Author: Mirjam Van Donk

Publication Date: 2002

Research for this paper started from the premise that in South Africa HIV/AIDS is predominantly construed as a health issue and that, as a consequence, urban development planning is not sufficiently taking into account the destabilising effects of the HIV/AIDS crisis on the social fabric in communities, on political participation and on the urban economy.

To investigate this proposition, I first embarked on a process of investigation into how HIV/AIDS is presented in international development debates and found that the medical bias has also prevailed there. Increasingly, though, as the epidemic progresses and its devastating impacts start to become visible to policy makers, there is a shift from a medical conceptualisation of HIV/AIDS to a recognition that HIV/AIDS is a development concern.

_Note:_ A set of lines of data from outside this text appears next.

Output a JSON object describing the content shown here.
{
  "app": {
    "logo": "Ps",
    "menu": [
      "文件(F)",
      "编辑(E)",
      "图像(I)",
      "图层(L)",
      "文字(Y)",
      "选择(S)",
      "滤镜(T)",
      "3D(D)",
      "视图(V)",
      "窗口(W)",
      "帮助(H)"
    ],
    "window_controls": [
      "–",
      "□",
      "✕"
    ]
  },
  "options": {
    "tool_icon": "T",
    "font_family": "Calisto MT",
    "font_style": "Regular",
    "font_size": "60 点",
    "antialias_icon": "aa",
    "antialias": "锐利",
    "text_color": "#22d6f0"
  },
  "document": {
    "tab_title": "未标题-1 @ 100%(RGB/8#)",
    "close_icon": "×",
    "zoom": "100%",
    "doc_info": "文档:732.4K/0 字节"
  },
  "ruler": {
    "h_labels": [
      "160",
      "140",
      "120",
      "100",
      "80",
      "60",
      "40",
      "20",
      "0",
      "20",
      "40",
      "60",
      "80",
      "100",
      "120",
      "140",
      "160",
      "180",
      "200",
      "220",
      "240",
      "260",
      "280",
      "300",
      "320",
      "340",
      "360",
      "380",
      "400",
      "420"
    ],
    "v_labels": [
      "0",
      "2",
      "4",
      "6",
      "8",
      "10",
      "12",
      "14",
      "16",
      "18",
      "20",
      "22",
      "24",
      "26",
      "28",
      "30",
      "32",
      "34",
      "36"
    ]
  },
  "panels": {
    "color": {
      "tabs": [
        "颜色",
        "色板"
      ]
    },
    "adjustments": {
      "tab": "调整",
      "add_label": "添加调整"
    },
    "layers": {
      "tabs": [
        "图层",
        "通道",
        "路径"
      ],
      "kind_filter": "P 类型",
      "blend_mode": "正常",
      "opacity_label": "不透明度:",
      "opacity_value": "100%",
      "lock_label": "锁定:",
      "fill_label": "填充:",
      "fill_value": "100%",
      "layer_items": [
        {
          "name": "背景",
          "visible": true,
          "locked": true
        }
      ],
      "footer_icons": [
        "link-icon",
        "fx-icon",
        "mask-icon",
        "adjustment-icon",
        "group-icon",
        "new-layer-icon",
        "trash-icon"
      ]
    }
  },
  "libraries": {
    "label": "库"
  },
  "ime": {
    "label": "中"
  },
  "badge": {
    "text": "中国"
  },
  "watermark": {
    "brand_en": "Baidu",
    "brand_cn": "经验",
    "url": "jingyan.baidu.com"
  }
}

Chapter 1 and 2 elaborate on what this means. Given that the epidemic in most developing countries is concentrated in urban areas, the implications for urban development are significant. Yet, a further step in my investigation showed that there is a paucity of data on the nature and manifestation of HIV/AIDS in urban areas and, subsequently, a lack of analysis on the relevance of the epidemic for urban development planning.

Clearly, the conceptual framing of HIV/AIDS as a medical issue has contributed to this omission. Other reasons for this oversight relate to the invisibility of the epidemic, the politically sensitive nature of HIV/AIDS and the complexity of the issue. Furthermore, the epidemic is not occurring in a vacuum, but has inserted itself into a domain already characterised by great complexity.